Je suis tout juste capable d’attraper les coordonnées et de hocher la tête.

  • Dites à vos collègues que nous réalisions de simples tests de sécurité, et que M. Alekhine nous avait mandatés sans vous prévenir.
  • Entendu, bégayé-je.

L’un d’entre eux ramasse son sac à dos pour le mettre sur les épaules. Ils me laissent en plan sans un mot de plus.

***

  • Martial, ça va ?

Alexis et Dorian débarquent dans le couloir avec un visage inquiet. Il faut dire que je n’ai pas bougé d’un millimètre depuis deux minutes.

  • Oui, pas de souci. Rien de grave. Ça m’a juste foutu un gros coup de stress.

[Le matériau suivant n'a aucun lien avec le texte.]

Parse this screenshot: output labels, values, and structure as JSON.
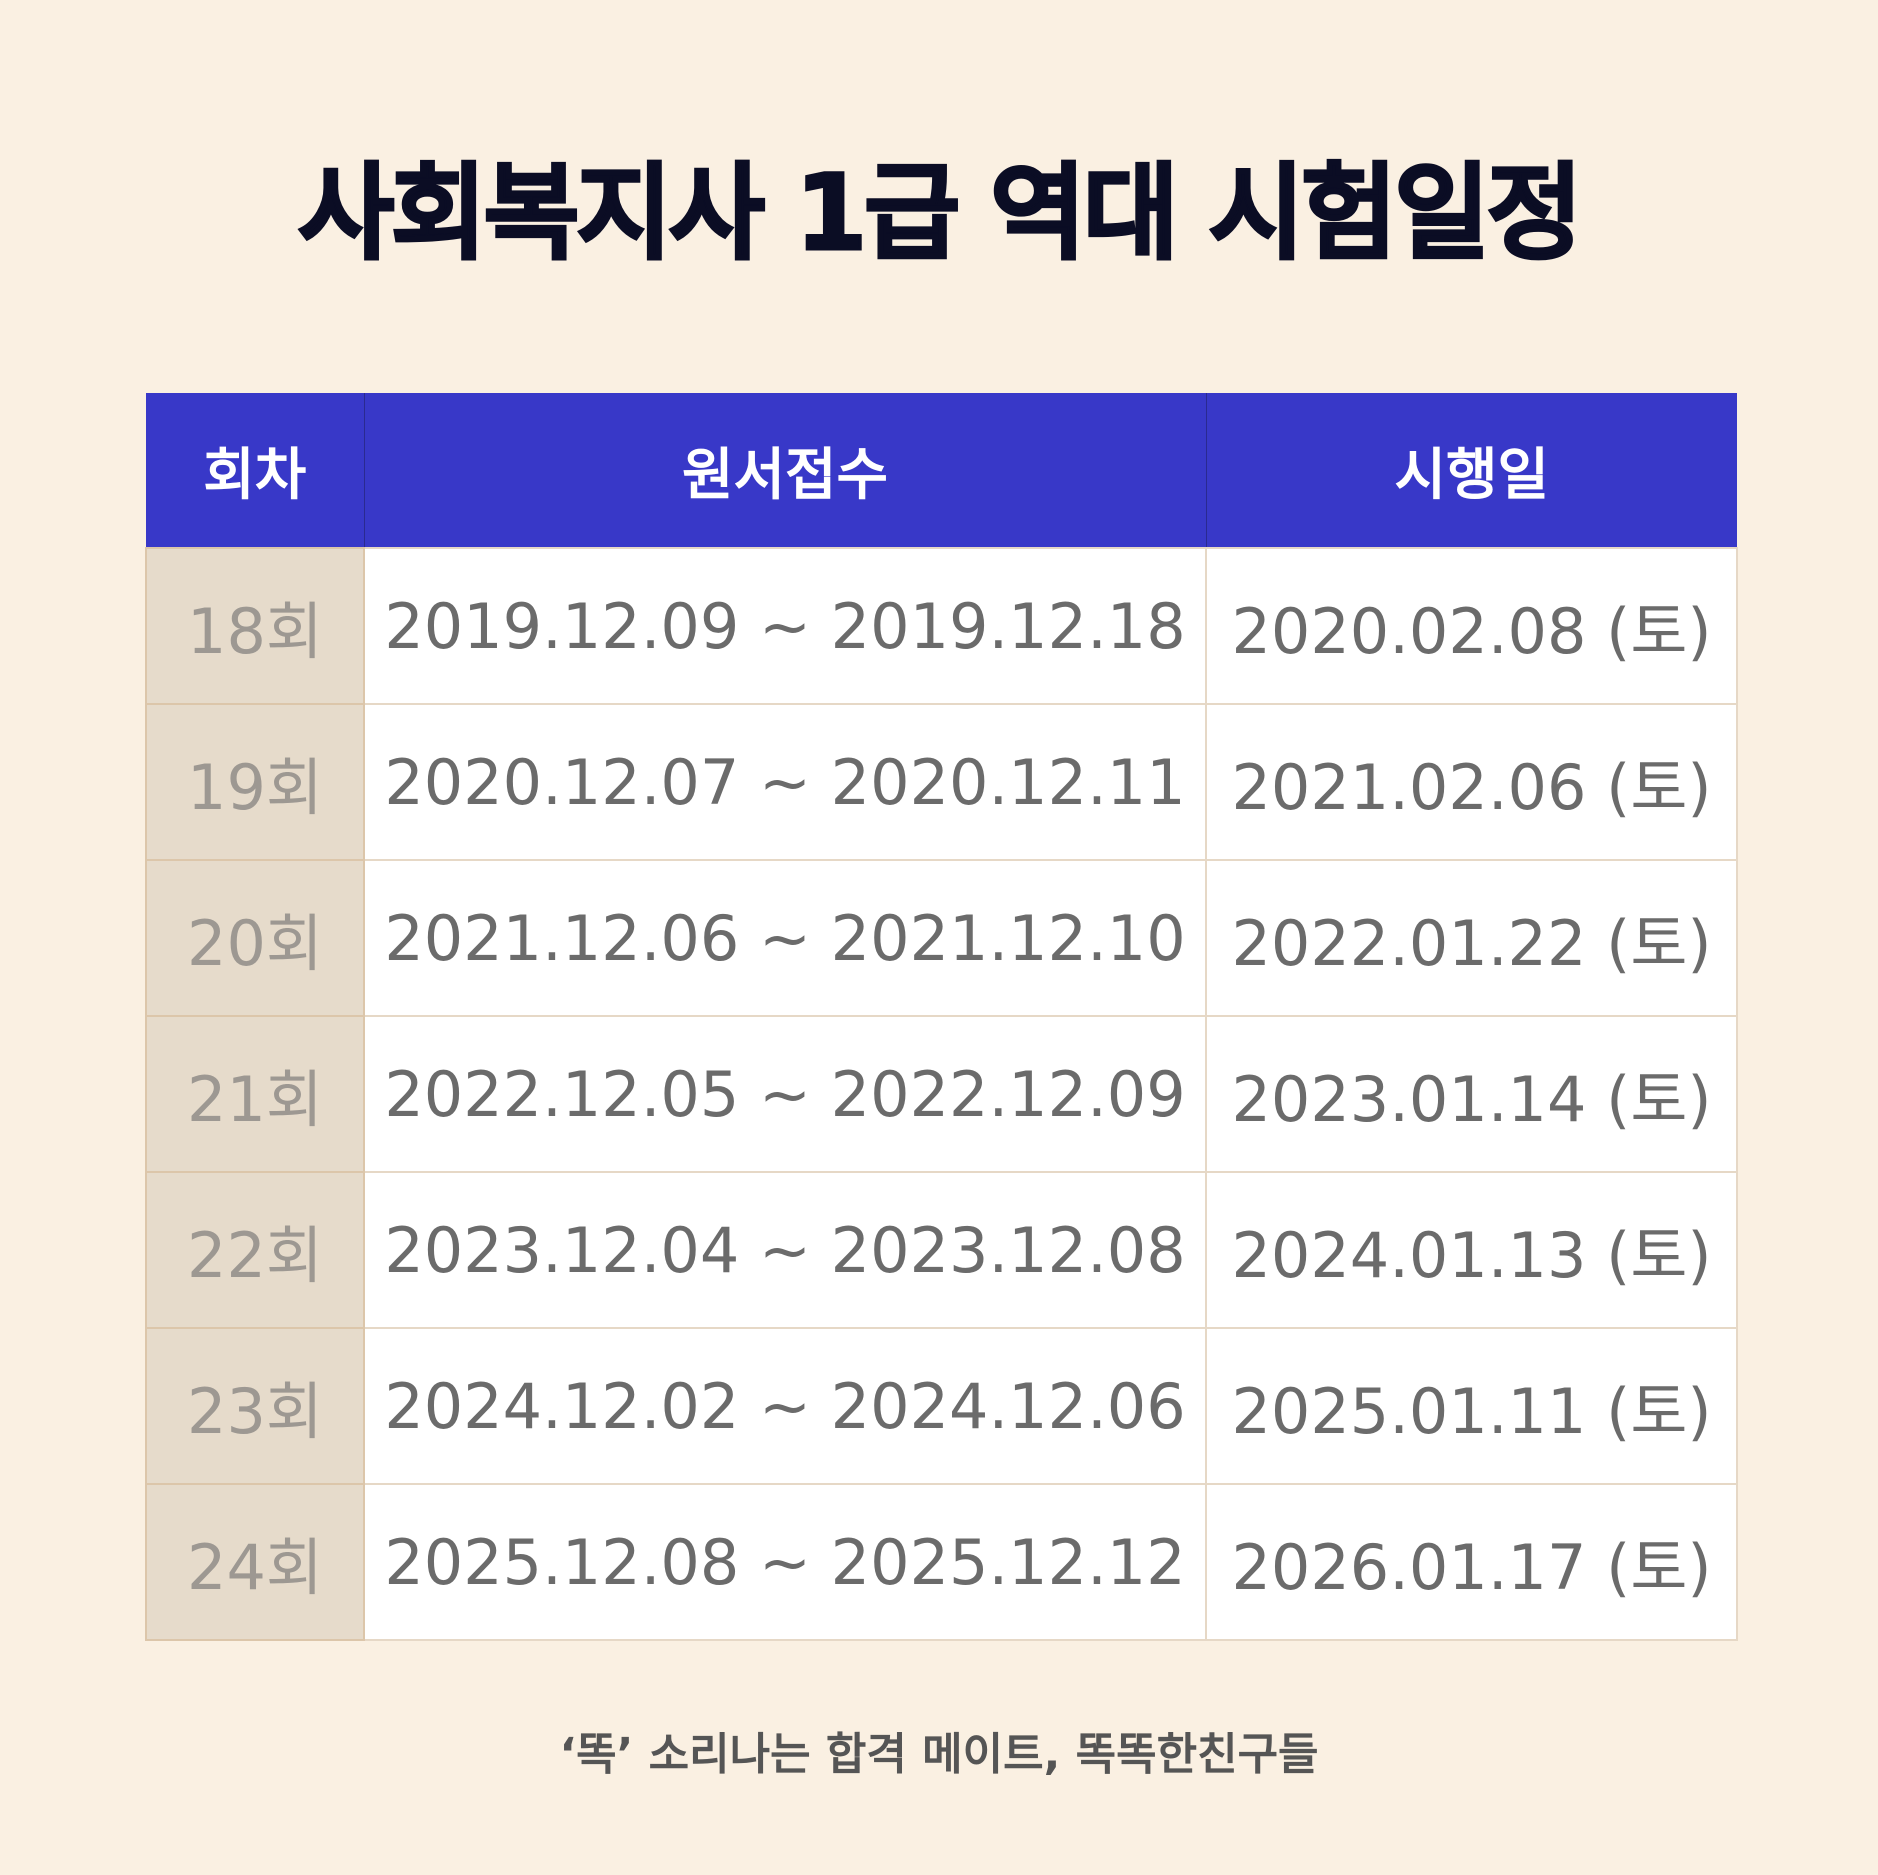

Je préfère me servir de l’alibi fourni par ces mafieux en herbe pour étayer ma réponse et les rassurer. Je n’ai aucune envie de les mêler à des histoires qui concernent le studio. Daniel pourra m’aider à y voir plus clair ; je l'appellerai dès demain s'il est encore en vadrouille.

  • Bon, la soirée a été suffisamment intense pour moi, leur dis-je.
  • Oui, pareil pour nous ! C’est ouf quand même, t’imagines s’ils nous avaient trouvés à poil, on aurait eu l’air malins ! rigole Alexis.
  • J’avoue ! Bon, je vais aller me coucher, je vous laisse votre chambre... Et ça serait bien si vous partiez avant huit heures du matin.
  • C’était prévu, ne t’inquiète pas.
  • Sinon… j’ai des bouchons d’oreille, tant que vous ne hurlez pas, ça devrait le faire, dis-je pour terminer de détendre l’atmosphère.

Dimitri – VIII

  • Est-ce que je peux savoir ce que nous fêtons ?

La mère de Dimitri vient de lui remplir une coupe de champagne à ras bord. Elle-même s’est autorisé un fond, ce qui est extrêmement rare. Sa pochette bleu clair, celle qui rassemble son dossier médical déjà dangereusement épais, trône au milieu de la table. Elle défait les élastiques et extrait quatre pages agrafées entre elles, qu’elle tend à Dimitri.

  • Du bonheur dans mon malheur, dit-elle. J’ai reçu ça le lendemain de ma sortie de l’hôpital. Le hasard fait bien les choses.

Il ne faut pas plus de quinze secondes à Dimitri pour comprendre l’essence du document. Il le dépose avec précaution sur la table et plonge dans les bras de sa mère.

  • C’est fantastique !
  • Oui ! Ce n’est qu’une première étape, mais le mot reste juste.
  • Ils ont déjà donné une date pour l’opération ?
  • Pas encore. Il y a d’abord certains tests de compatibilité à effectuer pour être sûr que la transplantation rénale se passera bien.